Casi di morbillo in Galles da 1 gennaio al 31 marzo 2013

Pertanto, per correggere il concetto espresso sul sito azzurro della ASL di Rimini dove si grida al “complotto”, presumibilmente nei nostri confronti, nel solo mese di marzo c’è stato un tasso percentuale di sovra-diagnosi e sovra-comunicazione del 3774%  e ci stupiamo come certi inqualificabili professionisti si prestino a dichiarare pubblicamente il falso pur essendo loro preciso dovere andare a verificare i dati.

Certamente non possiamo dimenticare l’uomo deceduto ad aprile, per una complicanza asmatica, ma tutti questi dati rappresentano una palese difficoltà da parte dei medici di diagnosticare una malattia di base dell’infanzia. In alcuni casi, tre medici contemporaneamente non sono riusciti a diagnosticare il morbillo.

Ma i media amano lo scoop e la morte, di qualunque natura sia, è ormai sventolata in tutte le salse pur di alzare l’audience, e subito a ruota chi vende vaccini agita le braccia in modo scoordinato. In entrambi i casi si comprende come il giornalismo e la neonata vaccinologia sono due professioni agonizzanti. Il battage mediatico è esattamente lo stesso di quello utilizzato in passato da funzionari della sanità pubblica che, memori delle brutte figure collezionate con la SARS, l’influenza aviaria e l’influenza suina, ora commissionano a opinion leader e agenzie di marketing travestite da ASL il compito di screditare un avversario che è notevolmente più avanti di loro perché, purtroppo, migliaia di bambini hanno riportato danni vaccinali e non è più possibile nascondere questa verità.

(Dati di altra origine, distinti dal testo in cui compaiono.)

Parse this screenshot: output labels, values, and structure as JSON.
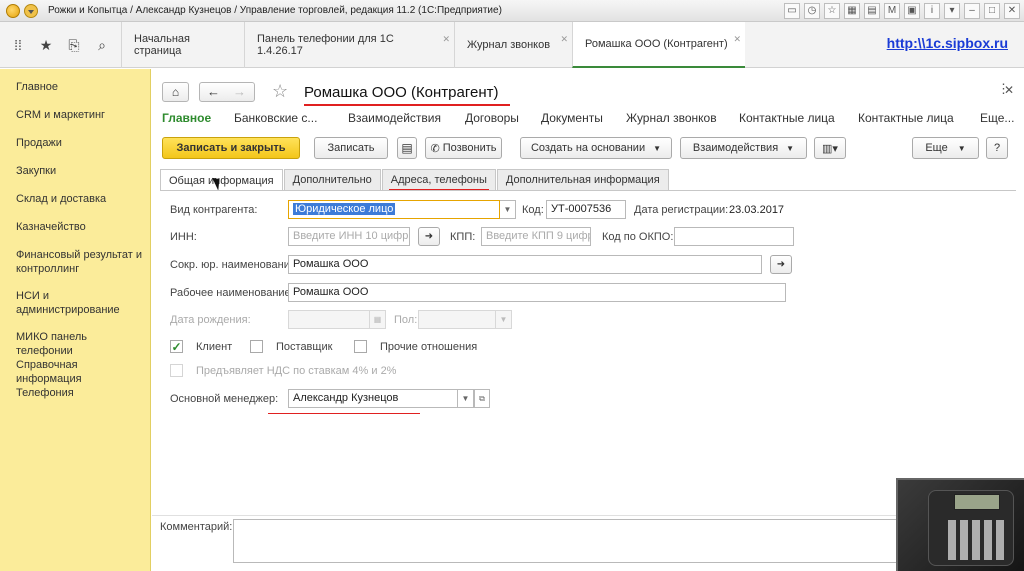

Inoltre, ora è anche possibile leggere l’entità della truffa gestita da questi funzionari della sanità pubblica in Galles, e nel Regno Unito. Non affannatevi a comprare giornali o credere alle notizie spazzatura riprese da pappagalli nostrani. Queste persone sono solo allarmisti irresponsabili.

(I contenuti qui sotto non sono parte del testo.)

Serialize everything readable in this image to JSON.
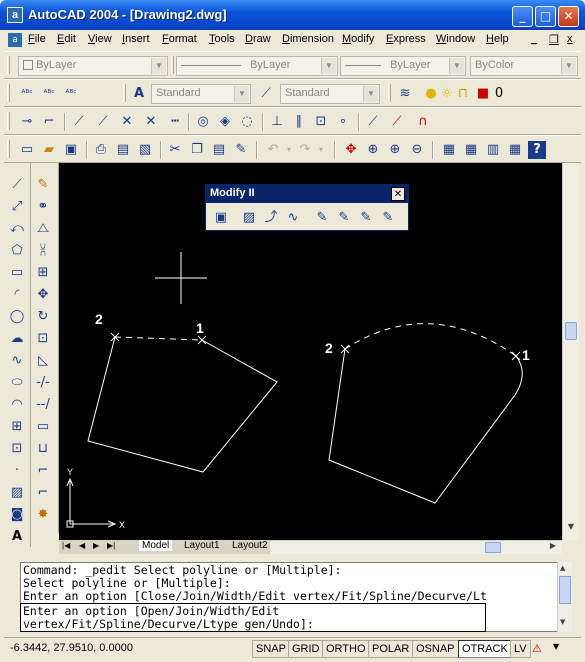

E’ sufficiente controllare tutti i dati della sorveglianza. Guardate la tabella 2 di 2 a pagina 18 del report relativo ai casi confermati da laboratorio 2013 – Reports of Measles virus by LHB/LA of residence by month” [documento già allegato alla fotografia pubblicata poco sopra] e confrontatela con la tabella 2 di 2 a pagina 4 dello stesso report che riporta le cosiddette notifiche.

Questi dati dimostrano come è possibile suscitare il grande panico in 66 milioni di persone del Regno Unito da una manciata di funzionari della sanità, da alcuni media britannici facilmente manipolabili e da alcuni medici terrorizzati che, per evitare trattamenti punitivi, inoltrano la notifica anche quando trattasi di orticaria.